姜蕴晚听得很认真,“后来,两人应该渐行渐远了吧。”
“不,两人仍旧住在一起,因为穷困,他们两个一起借住在秦楚馆里放书画的阁楼里。听说哪怕阿轲赚了很多钱,管事想给他安排好一点的住处,都被他给拒绝了,扬言说阿辞住哪他住哪。”
桑芷:“那阿轲是个重情义的。”
“是啊,大家那时候都说这两人好的像一个人似的。”
秦美成一边说着一边付钱挑了一盏没有火的狐狸样式的花灯,“但是后来,秦楚馆着火了。火势大得连累了旁边好几座院落,阿轲就在火灾里,阿辞很幸运,大火烧起来的时候她刚好从外面要回秦楚馆,幸运地躲了过去。”
姜蕴晚:“阿轲在火灾中死了,是吗?”
“听说没死,他破窗逃了出来,但是全身都被烧伤了,除了额头上的一块是完好的皮肤以外,身上没有一处是好的。这之后,阿轲就被秦楚馆劝走了。因为大家看到阿轲身上的烧伤,会害怕。”

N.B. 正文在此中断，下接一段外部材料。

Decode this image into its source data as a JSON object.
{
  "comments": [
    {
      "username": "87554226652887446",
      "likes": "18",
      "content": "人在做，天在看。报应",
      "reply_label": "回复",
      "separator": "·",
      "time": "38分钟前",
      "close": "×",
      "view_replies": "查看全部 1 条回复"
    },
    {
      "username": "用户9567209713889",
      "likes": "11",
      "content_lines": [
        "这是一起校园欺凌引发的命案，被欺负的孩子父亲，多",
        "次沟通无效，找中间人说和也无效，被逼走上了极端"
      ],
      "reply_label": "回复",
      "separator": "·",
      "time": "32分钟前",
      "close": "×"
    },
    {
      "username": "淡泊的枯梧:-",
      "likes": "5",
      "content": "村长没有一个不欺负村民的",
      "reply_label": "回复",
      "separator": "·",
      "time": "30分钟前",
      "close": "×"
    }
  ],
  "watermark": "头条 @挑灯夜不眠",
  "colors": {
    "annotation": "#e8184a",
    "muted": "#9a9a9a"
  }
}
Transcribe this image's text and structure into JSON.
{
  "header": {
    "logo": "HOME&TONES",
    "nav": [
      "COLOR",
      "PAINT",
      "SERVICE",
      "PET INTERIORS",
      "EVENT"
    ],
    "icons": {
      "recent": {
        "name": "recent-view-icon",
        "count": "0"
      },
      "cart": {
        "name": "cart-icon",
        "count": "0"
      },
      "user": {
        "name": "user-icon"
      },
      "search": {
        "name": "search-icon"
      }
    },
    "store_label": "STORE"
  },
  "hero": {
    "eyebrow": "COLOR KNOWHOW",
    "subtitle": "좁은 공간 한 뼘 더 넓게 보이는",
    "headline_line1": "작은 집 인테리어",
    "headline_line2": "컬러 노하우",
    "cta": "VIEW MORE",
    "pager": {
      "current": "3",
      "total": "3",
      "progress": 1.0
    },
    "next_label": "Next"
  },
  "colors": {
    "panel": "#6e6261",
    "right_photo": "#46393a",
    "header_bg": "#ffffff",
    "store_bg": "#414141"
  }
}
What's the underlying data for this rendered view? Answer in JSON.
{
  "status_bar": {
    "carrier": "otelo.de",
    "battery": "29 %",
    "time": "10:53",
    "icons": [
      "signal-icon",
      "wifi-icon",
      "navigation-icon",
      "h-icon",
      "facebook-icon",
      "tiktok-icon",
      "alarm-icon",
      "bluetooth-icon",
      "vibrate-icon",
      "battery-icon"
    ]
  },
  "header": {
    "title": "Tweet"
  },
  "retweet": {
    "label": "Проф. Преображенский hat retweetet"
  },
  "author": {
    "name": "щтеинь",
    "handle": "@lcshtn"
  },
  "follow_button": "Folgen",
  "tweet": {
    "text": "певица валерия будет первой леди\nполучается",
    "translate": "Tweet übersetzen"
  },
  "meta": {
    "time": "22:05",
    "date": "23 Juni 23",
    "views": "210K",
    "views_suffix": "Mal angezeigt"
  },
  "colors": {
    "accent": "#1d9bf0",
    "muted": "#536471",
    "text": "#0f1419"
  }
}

不知为何,听到烧伤,姜蕴晚觉得很熟悉,但是却怎么都想不起来还在哪里有听到过。
好像是听谁提了一嘴,但想不起来了。
桑芷:“那阿辞呢?”
“听说阿辞后来娶了新妇。”
姜蕴晚觉得奇怪:“他们两个那么要好,就这么断了联系吗?”
“阿辞说,是阿轲不想跟他联系。久而久之,就断了联系吧。”
桑芷:“大概是那次火灾带给阿轲不可磨灭的伤害,所以才会不想见昔日旧友吧。”
“可能是吧,那次火灾带给金陵城很大的损失,在那之后,花灯集不点火成了约定俗成的习俗,也算是为了纪念那些在火灾中丧生的人。”
桑谨之:“那他们现在还活着吗?”
“阿轲因为全身烧伤面积过大,没多久就去世了,至于阿辞好像新婚一年后因为落水也死了,他的妻子没多久便改嫁了。”
晏于野:“好唏嘘。”
大家都有些沉浸在刚刚秦美成讲的故事里。